Where there are tests, and where the results have a meaningful impact, people are tempted to change how the item or person is being tested in order to improve their performance. Sometimes, this is dressed up as "optimizing" and at other times it's down to "cheating." Recent news stories have pointed the finger at Volkswagen for installing "defeat" technologies into their cars, that is, a technology designed to detect when it is being tested for emissions and exhaust gases and put itself into an economy and low emission mode. On the road, the car does not detect it is in this mode and behaves differently, using more fuel. In the Android and device world, we have seen device manufacturers design the operating system to recognize when a performance benchmark is being run and to temporarily relax any thermal limits and to keep the system-on-chips running in their maximum performance mode, ensuring that the benchmark result is the best possible – but not reflecting the real world performance of the device. And now the largest Android device manufacturer, Samsung, is under investigation for another of its technologies using defeat technology in order to flatter the power consumption tests: its televisions.
The story here is that, just as with Volkswagen, independent tests have found that in the real world, the performance and in particular, energy management of the Samsung televisions do not mirror official test conditions. The story originates back in February when Samsung televisions sets were tested by the ComplianTV laboratory. The report said: "The laboratories observed different TV behaviours during the measurements and this raised the possibility of the TV's detecting a test procedure and adapting their power consumption accordingly. Such phenomenon was not proven within the ComplianTV tests, but some tested TVs gave the impression that they detected a test situation." The report did not specifically mention Samsung televisions, but lab studies found that Samsung's "motion lighting" feature reduced screen brightness (and power consumption) during international electrotechnical commission (IEC) test conditions, but in real world viewing conditions, the same motion lighting technology did not dim the screens. The IEC test involves playback of fast sequences in recorded television shows, DVDs and live shows.
This has prompted the question to Samsung: have you "optimized" your televisions to flatter the energy consumption tests? The European Commission is now involved and has promised to investigate any allegations of cheating, as well as a pledge to outlaw defeat devices from televisions and other consumer products. From this, it appears that using defeat devices is not against the law (but against the spirit of the law), according to Rudolf Heinz, ComplianTV's product lab project manager.
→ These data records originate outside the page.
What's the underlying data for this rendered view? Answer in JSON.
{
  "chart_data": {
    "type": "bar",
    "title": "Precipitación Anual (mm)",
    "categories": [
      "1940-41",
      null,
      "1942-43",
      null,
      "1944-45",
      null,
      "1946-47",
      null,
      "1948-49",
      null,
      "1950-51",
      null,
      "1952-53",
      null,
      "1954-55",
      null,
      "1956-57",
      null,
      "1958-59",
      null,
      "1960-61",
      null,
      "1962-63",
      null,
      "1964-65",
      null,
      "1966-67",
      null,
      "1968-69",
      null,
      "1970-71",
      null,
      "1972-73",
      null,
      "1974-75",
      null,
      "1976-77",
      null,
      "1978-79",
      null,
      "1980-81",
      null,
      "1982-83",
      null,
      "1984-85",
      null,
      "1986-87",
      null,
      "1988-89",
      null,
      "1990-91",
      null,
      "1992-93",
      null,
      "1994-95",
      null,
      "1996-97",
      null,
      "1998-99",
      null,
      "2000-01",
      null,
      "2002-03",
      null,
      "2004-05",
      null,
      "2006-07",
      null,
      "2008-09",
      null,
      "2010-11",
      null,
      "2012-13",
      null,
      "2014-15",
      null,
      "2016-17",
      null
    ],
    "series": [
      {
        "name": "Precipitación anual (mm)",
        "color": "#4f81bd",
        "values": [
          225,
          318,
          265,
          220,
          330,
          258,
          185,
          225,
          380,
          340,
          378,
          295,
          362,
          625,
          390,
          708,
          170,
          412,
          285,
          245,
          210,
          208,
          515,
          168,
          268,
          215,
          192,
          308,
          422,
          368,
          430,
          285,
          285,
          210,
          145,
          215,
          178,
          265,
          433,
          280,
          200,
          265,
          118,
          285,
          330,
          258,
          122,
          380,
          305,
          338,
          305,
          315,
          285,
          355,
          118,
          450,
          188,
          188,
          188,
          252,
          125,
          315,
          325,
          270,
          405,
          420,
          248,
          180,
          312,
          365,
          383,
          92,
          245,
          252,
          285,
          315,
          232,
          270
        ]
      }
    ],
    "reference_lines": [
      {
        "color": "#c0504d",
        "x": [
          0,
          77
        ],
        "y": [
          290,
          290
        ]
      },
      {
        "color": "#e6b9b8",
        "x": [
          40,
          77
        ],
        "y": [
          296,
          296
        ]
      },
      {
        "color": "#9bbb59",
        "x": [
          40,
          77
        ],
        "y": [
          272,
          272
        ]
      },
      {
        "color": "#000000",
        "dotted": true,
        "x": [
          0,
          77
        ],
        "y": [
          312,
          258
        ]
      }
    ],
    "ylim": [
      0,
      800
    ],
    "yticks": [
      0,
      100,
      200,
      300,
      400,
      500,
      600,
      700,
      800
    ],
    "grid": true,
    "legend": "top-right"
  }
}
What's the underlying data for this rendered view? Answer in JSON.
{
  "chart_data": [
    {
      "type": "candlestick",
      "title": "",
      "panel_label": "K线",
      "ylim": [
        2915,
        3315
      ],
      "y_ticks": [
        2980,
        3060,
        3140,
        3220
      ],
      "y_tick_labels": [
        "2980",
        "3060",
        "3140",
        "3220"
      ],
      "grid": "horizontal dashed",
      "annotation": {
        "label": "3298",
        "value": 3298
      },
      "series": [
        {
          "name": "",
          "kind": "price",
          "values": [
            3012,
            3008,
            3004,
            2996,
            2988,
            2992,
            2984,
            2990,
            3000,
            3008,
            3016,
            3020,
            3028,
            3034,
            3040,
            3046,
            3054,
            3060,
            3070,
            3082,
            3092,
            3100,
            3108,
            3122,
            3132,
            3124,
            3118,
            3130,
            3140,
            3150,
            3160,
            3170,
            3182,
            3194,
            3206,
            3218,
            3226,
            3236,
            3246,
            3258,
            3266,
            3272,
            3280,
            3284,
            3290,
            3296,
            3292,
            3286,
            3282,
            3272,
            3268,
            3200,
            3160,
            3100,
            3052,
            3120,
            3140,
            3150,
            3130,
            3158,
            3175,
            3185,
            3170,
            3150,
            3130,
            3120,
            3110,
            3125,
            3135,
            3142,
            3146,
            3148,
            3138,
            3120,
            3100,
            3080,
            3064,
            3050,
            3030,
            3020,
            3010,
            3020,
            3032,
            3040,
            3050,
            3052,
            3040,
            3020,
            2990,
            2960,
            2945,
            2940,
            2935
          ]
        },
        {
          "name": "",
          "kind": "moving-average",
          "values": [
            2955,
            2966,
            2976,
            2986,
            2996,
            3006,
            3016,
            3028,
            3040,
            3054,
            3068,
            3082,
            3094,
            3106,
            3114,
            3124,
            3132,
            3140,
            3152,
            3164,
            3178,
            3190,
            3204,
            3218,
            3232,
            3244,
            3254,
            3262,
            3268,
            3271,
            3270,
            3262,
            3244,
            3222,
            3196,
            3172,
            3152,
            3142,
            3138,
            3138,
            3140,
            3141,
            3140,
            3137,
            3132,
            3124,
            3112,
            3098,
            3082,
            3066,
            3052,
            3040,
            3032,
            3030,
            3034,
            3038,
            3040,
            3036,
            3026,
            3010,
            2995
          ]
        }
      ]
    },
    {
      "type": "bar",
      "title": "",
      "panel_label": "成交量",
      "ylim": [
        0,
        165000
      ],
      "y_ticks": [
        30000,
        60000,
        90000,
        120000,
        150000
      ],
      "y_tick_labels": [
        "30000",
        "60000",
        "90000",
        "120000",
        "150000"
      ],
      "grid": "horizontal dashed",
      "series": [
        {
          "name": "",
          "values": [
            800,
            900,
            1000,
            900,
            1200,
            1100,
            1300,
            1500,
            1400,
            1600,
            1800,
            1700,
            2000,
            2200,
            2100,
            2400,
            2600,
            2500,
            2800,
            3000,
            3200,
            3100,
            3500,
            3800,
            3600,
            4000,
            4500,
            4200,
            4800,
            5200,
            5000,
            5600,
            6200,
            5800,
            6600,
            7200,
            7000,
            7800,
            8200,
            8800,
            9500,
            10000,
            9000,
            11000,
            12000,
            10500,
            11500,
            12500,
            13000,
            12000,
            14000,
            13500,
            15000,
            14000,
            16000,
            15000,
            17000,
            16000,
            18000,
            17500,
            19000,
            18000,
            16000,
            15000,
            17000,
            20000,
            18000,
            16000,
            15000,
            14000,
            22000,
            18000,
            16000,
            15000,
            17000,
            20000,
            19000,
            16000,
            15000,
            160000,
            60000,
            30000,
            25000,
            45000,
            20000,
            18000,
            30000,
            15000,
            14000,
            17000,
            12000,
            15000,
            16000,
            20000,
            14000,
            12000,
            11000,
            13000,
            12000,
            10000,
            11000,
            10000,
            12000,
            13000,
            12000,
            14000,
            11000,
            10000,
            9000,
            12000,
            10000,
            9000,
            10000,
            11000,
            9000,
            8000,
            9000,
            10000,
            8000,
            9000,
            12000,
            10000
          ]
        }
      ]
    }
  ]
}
The technology in question is Samsung's "motion lighting" technology, which is designed to improve viewing performance. The technology dims and brightens the screen depending on the media being shown and has been used in mobile devices for a number of years, as Samsung have used a similar technology with its AMOLED panel handsets since the original Samsung Galaxy S. We've also seen similar technology used in other manufacturers' devices such as the ASUS ZenPad 8.0. The question for the European Commission is to determine if "motion lighting" has additional code designed to put the set into a dimmer brightness setting during consumption testing. Samsung said this on the matter: "There is no comparison [between motion lighting and VW defeat devices]. This is not a setting that only activates during compliance testing. On the contrary, it is an 'out of the box' setting, which reduces power whenever video motion is detected. Not only that, the content used for testing energy consumption has been designed by the international electrotechnical commission to best model actual average picture level internationally."
Around the world, other authorities have recognized that some television sets appear to flatter energy consumption tests. The Swedish Energy Agency's Testlab has come across sets that recognize the IEC standard film used and lower the screen brightness, thus flattering the test results. In the developed world, a television set is reputed to consume "up to 10%" of the electric used in the household and the figure is growing too, despite advances in technology. And now, more testing is necessary to establish is television manufacturers are optimizing their television shows to reduce power consumption during testing. Samsung may be hoping the results don't have a whiff of diesel about them.